Whoa. Things just got exciting again in Enronville.
Lea Fastow could be the first former Enron employee to go to trial after all.
U.S. District Judge David Hittner announced to a crowded courtroom this morning that he would not follow the plea arrangement between the government and Lea Fastow.
The judge would not tell Lea Fastow what his sentence might be. Instead he insisted she decide whether to take his sentence or not. She withdrew her guilty plea and will now be scheduled for a Brownsville trial, with jury selection starting in June.
Fastow had agreed with Enron Task Force prosecutors that she will serve five months in prison and another five months under home confinement. This was part of complex negotiations that led to her husband’s guilty plea and his cooperation with prosecutors. The government has said Andrew Fastow’s testimony helped indict two former officials including ex-CFO Jeff Skilling and could lead to charges against other top executives.
So, basically, the judge decided he’d go with his own sentence rather than accept the plea, and Lea said “thanks but I’ll take my chances at trial”. Apparently, she’ll need to get an acquittal in order to realistically do better than the plea, and could wind up significantly worse off. Andy Fastow can’t back out of his plea, but now he might not be so cooperative as a witness against Skilling and maybe Kenny Boy.
Hold onto your hats, ’cause here we go.
I hold Judge David Hittner is high regard, having appeared before him many times going back to his stint on the state-court bench many years ago. All my cases before him have been on the civil side, but I can’t imagine that anyone who knows him very well or has even checked him out very thoroughly could be very surprised by his refusal to sign on the dotted line even when jointly asked to do so by the prosecution and the defense. He’s very much an independent thinker.
Hittner may have integrity, and maybe he was making a statement about not appreciating being pigeonholed into the sentence, but I think he screwed the pooch here.
The justice system is largely built on deals like this.
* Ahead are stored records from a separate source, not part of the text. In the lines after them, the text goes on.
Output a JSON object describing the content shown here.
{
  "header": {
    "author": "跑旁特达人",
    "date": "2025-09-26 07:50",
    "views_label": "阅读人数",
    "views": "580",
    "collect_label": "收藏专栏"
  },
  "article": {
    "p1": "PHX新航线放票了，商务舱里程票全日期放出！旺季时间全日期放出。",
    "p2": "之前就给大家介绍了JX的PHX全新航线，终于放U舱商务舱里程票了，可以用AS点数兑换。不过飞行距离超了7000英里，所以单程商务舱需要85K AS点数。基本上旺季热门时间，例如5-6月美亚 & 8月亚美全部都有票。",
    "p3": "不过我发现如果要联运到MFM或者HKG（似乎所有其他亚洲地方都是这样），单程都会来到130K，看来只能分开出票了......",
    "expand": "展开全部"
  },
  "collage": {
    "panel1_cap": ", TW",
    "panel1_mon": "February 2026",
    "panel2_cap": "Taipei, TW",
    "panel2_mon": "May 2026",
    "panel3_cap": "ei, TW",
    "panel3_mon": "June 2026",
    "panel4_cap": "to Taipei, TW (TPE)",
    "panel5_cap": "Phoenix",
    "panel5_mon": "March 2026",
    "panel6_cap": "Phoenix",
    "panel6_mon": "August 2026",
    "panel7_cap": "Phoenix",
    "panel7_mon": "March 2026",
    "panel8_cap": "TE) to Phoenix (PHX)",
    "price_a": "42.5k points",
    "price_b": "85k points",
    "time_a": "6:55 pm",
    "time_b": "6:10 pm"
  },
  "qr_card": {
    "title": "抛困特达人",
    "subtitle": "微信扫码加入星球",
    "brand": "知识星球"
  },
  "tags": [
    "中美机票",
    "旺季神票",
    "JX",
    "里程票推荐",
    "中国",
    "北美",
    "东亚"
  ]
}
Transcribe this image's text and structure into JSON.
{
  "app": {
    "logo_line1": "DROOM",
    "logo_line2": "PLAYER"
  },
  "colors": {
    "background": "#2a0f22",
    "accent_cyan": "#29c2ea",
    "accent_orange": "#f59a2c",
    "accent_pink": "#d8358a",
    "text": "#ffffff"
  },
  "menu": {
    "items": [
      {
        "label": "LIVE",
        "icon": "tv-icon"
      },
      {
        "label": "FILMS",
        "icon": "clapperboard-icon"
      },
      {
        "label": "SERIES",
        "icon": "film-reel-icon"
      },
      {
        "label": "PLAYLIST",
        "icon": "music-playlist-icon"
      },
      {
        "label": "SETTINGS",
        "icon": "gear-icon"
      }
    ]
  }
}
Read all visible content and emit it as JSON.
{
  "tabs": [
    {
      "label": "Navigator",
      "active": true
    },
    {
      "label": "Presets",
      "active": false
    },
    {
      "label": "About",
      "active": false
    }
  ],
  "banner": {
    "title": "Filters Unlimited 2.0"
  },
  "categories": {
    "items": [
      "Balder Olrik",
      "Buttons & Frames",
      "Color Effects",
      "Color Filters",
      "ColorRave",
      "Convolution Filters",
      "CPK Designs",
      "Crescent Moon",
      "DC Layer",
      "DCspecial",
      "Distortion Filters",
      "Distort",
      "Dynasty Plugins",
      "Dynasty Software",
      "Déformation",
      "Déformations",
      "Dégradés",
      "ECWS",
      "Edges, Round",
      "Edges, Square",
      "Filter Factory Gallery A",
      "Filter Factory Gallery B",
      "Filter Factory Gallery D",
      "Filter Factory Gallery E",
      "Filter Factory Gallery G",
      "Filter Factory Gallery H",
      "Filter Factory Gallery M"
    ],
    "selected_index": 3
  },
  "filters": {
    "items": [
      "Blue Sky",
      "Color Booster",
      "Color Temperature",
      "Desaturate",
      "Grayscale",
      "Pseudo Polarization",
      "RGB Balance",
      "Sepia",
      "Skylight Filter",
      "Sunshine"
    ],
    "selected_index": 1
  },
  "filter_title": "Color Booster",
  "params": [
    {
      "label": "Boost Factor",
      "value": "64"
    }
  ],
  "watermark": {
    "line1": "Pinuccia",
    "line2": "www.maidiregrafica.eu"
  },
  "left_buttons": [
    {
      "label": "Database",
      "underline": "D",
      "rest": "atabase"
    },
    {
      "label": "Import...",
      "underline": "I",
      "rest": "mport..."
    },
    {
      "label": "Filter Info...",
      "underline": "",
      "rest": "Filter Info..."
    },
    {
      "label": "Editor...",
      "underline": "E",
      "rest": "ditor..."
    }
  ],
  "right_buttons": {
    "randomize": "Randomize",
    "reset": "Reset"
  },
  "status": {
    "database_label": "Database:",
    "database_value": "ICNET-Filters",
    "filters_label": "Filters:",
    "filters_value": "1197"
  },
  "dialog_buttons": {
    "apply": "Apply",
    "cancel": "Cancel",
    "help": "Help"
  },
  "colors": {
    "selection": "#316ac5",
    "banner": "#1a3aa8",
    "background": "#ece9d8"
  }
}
It’s something the prosecution and defense can both accept, and which save taxpayer money by avoiding costly trials. Normally I’d say if both sides can agree on a conviction and the sentence, the interests of justice have been adequately served.
However, I believe Hittner can’t see the forest through the trees here. Lea Fastow is a very small “prize” in the Enron sweepstakes, one tangentially involved (if at all) and who, it can be claimed, was only snared as leverage against the “big boys” (i.e. Skilling, Lay et al). This pooch-screwing may make Mr. Fastow decide that there’s no longer much incentive to testify with damning evidence against those the prosecution really wants to get.
One has to wonder now if the prosecution will agree to bungle Mrs. Fastow’s trial to the point where acquittal is all but certain, and in so doing be more assured that Mr. Fastow will sing like a songbird in the trials (and possible future indictments) of those at the top. If she’s convicted and locked up for a year and a half, the chances to nail the guys at the top are significantly reduced, all thanks to Judge Hittner.
Perhaps he’s just looking at his sense of justice in *this case*, but to use a more extreme example, if giving a burglar nothing but probation would help put a murderer away for life, would you still throw him in jail to “make a point” even if you knew it meant the murderer was more likely to get away with it?